Although Dr. Droppa was a pillar in the community, and his time was in high demand by multiple people, he always found time to help his students when they needed it, Martina explained. To this day, teacher and student staying in touch and forming long-lasting connections like that is a lesson Martina carries into her classroom. According to her Center Director Denise Stoner, Martina treats her students and their parents like her own family.
“No request goes unanswered,” said Stoner. “No concern goes without a response. She cares about these children and that shows in everything she does.”
Prekindergarten teacher Sue Davies remembers her kindergarten teacher Mrs. Carolea so clearly (short, dark hair, “a little bit older”) it’s almost as though they’re back in the classroom together. Davies recalls Mrs. Carolea as the epitome of an early childhood educator; kind, gentle, approachable, and possessing a general sense of calm, the kind of teacher who made every child feel accepted and included in classroom activities. A passionate believer in the importance of early childhood education, the lessons Davies learned from her kindergarten teacher still inform her teaching practices today.
“Even at that age I knew she was taking the time to get to know each of her students,” said Davies. “I try to keep her in mind in my class and take time to spend with each child. The children are unique: some are more outgoing, some are more reserved, but everyone has a time to shine in here.”

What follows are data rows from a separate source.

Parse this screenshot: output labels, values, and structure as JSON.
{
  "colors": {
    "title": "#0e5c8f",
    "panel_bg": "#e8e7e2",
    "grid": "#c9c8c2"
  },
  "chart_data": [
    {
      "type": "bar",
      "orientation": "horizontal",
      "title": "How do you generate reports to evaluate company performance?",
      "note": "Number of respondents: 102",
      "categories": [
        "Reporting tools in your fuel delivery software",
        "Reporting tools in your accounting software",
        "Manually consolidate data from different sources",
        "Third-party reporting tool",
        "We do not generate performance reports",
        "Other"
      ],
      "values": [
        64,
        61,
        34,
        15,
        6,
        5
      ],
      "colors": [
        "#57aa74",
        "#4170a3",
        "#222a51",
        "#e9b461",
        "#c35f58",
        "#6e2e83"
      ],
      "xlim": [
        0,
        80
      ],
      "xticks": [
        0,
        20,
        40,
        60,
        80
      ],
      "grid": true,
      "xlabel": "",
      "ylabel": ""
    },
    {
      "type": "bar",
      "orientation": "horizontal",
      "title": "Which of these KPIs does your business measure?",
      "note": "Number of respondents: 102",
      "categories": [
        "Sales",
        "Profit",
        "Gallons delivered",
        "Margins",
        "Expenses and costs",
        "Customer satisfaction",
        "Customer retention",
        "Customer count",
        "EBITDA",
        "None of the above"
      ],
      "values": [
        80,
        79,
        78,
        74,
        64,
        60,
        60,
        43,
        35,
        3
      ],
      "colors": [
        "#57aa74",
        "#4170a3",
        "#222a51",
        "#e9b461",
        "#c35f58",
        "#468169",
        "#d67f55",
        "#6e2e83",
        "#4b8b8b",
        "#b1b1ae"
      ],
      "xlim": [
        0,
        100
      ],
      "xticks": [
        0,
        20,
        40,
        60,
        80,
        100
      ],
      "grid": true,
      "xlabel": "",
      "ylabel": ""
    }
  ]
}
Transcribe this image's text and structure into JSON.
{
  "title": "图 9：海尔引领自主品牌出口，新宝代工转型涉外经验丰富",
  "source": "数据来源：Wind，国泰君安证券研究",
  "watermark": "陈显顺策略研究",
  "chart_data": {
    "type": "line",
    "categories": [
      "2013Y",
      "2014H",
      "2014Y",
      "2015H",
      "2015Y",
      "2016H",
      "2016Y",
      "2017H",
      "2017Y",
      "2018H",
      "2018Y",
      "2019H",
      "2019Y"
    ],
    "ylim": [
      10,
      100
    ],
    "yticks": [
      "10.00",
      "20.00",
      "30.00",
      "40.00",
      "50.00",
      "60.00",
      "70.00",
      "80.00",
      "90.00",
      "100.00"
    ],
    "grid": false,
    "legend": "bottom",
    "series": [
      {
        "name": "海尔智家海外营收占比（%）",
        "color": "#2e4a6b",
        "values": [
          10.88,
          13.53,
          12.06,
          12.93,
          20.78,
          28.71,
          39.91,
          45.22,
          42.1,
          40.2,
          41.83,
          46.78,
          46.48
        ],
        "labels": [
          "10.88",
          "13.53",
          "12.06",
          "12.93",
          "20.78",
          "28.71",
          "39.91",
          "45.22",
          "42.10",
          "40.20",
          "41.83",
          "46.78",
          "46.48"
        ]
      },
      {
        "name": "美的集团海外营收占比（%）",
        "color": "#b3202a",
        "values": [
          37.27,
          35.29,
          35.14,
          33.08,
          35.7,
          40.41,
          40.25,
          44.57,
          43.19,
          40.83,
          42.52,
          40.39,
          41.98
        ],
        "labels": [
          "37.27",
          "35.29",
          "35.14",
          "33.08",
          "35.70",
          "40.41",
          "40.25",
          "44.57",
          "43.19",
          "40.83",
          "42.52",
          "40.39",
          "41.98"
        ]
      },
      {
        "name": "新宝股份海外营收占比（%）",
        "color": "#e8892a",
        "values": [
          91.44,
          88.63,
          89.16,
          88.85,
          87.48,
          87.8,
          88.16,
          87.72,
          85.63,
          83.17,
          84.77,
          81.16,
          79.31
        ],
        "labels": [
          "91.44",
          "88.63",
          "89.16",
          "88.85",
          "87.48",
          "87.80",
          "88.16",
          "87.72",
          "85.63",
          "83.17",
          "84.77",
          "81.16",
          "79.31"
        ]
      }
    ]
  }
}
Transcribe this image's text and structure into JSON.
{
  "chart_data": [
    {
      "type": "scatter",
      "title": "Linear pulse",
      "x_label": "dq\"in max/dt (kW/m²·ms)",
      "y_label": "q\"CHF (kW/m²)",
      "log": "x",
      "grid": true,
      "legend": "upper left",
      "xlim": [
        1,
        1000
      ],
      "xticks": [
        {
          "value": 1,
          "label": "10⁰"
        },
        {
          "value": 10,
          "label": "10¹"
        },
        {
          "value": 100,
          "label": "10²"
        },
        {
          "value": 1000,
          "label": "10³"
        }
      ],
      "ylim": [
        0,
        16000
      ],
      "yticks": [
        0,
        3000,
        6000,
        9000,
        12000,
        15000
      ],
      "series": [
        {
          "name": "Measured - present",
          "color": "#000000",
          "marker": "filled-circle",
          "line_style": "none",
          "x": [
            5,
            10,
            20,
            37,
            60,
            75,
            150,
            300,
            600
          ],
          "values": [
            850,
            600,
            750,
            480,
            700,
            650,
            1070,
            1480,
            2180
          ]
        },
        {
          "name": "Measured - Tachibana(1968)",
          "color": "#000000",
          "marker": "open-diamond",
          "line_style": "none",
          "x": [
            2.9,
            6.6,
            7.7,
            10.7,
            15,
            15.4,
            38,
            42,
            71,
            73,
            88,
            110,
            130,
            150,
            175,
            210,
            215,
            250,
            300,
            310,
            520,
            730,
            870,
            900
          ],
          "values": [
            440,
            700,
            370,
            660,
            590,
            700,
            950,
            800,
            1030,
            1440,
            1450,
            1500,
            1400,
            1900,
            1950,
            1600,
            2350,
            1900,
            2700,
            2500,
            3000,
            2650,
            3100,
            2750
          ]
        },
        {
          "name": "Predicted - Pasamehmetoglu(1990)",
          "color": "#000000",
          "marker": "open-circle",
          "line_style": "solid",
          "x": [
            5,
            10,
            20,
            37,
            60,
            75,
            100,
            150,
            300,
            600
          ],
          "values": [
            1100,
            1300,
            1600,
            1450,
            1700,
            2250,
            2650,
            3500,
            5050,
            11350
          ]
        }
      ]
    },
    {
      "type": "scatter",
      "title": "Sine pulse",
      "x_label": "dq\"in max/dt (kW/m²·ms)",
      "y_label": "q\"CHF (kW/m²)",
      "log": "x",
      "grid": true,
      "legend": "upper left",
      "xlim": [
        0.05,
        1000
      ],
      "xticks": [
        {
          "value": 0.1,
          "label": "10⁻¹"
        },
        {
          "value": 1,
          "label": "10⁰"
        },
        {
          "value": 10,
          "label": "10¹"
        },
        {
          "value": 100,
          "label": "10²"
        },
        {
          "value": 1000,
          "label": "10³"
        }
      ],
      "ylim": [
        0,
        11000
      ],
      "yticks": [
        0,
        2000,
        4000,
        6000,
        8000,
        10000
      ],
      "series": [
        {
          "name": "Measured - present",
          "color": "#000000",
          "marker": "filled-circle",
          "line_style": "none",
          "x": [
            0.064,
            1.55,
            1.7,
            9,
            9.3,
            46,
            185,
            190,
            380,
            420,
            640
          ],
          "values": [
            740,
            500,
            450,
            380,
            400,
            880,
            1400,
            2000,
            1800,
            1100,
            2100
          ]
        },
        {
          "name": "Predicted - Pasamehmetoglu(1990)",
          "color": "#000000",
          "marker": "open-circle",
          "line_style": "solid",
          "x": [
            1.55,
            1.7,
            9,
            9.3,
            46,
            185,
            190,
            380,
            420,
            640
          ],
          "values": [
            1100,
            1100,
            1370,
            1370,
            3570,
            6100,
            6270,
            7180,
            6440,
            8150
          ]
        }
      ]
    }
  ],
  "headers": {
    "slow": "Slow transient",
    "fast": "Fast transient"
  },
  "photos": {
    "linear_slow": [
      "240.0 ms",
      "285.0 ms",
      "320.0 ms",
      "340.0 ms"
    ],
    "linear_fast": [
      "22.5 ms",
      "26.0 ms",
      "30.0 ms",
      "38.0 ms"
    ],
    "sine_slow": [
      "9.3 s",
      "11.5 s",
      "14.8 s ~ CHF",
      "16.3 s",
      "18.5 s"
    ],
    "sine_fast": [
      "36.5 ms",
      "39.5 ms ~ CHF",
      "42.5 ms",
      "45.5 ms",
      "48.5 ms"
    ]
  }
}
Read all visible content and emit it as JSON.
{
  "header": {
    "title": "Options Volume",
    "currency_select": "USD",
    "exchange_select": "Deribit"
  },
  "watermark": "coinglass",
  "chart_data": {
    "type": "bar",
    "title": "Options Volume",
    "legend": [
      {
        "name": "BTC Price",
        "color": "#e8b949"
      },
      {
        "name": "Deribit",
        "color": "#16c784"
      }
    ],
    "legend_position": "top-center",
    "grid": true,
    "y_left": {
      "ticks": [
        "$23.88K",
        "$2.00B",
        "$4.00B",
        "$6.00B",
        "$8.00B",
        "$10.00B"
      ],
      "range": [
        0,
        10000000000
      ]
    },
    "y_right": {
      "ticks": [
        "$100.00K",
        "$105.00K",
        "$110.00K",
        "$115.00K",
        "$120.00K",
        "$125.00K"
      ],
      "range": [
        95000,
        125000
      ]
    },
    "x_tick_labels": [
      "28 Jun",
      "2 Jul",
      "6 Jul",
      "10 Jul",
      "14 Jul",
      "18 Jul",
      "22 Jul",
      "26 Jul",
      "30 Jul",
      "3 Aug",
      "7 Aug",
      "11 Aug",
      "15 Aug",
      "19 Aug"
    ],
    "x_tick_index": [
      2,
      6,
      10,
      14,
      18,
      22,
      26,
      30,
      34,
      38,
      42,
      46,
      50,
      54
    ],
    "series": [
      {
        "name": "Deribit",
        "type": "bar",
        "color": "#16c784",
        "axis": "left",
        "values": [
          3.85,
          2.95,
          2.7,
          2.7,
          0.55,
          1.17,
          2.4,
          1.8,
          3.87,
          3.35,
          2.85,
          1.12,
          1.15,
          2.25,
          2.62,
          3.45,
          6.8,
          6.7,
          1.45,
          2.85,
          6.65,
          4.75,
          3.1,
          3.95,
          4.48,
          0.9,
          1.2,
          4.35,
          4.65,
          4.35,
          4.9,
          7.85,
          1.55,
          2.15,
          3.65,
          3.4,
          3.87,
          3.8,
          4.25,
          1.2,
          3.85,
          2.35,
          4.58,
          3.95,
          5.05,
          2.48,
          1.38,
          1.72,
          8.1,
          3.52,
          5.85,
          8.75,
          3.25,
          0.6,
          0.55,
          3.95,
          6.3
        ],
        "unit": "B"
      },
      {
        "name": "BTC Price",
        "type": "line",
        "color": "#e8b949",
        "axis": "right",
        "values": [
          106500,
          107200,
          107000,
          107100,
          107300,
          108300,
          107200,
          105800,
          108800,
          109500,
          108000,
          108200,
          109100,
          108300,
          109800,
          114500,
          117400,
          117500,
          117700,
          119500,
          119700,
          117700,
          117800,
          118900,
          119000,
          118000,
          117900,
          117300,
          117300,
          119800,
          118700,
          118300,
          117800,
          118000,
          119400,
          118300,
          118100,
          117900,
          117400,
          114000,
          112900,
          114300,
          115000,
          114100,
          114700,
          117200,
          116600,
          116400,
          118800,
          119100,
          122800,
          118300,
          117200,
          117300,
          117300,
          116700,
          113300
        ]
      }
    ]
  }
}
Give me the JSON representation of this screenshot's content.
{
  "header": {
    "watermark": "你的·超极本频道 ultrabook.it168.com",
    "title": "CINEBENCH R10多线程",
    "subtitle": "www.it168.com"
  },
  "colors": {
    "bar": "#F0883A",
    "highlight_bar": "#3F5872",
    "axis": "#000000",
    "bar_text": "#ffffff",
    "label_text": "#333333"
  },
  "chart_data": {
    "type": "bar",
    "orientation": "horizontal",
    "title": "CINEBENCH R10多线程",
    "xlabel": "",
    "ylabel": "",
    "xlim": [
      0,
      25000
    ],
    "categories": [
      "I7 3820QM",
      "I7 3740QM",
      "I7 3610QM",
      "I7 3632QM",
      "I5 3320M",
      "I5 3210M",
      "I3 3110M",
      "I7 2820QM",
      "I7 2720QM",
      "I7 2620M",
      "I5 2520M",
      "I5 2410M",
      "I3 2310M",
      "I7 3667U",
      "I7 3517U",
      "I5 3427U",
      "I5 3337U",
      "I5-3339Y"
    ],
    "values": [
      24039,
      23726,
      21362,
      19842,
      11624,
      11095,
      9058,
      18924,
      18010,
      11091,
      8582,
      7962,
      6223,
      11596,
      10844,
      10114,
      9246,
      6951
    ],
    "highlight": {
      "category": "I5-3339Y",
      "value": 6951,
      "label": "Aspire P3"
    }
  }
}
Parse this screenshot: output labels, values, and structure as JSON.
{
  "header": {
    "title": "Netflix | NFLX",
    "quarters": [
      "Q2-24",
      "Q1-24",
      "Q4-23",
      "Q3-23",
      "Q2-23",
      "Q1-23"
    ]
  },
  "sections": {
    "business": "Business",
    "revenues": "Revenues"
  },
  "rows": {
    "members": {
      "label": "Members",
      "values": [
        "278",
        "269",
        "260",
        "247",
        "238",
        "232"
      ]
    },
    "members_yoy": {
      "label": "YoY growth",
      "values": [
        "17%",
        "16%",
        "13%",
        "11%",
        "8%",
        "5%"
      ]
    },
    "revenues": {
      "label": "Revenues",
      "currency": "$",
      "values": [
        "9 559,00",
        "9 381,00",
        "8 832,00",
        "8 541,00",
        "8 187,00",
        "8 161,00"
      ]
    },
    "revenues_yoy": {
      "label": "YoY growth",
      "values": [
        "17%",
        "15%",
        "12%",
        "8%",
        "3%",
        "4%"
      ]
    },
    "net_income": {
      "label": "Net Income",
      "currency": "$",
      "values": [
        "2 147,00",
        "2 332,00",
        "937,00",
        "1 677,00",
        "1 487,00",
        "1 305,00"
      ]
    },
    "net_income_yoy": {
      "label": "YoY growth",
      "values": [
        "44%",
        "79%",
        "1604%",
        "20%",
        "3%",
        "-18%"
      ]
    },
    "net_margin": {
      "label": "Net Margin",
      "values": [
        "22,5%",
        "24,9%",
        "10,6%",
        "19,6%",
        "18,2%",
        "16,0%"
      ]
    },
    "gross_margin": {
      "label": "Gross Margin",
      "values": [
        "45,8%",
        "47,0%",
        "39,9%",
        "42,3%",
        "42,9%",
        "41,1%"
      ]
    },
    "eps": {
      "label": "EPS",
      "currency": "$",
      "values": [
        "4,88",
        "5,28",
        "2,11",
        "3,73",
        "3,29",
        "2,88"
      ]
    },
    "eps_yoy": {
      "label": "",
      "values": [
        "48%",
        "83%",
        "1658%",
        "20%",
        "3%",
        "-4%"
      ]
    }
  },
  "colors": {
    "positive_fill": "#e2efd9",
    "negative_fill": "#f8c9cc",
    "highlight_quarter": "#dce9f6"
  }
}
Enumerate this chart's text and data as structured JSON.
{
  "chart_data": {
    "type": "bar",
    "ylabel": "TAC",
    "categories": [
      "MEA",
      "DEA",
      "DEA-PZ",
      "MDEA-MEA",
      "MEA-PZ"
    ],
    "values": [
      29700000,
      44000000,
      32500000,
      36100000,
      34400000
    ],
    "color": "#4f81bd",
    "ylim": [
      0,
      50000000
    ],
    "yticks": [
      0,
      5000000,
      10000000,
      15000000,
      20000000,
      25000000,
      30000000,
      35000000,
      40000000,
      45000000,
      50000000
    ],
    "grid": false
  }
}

Being compassionate, caring, and kind to every child is a lesson Janet Simons, an infant teacher in Shoreview, Minn., also learned through an inspirational teacher: her fifth grade history teacher.
“She did not overlook people,” said Simons. “She took time to listen to others and make them feel important and wanted. She took time to acknowledge and help students who needed extra support or attention to their needs.”
No doubt these teacher and others are inspiring future educators in their classrooms. We encourage you to take a moment to reflect on a teacher you had whose lessons continue to impact you today. And please, thank a teacher for all he or she does. A teacher truly is an unsung hero.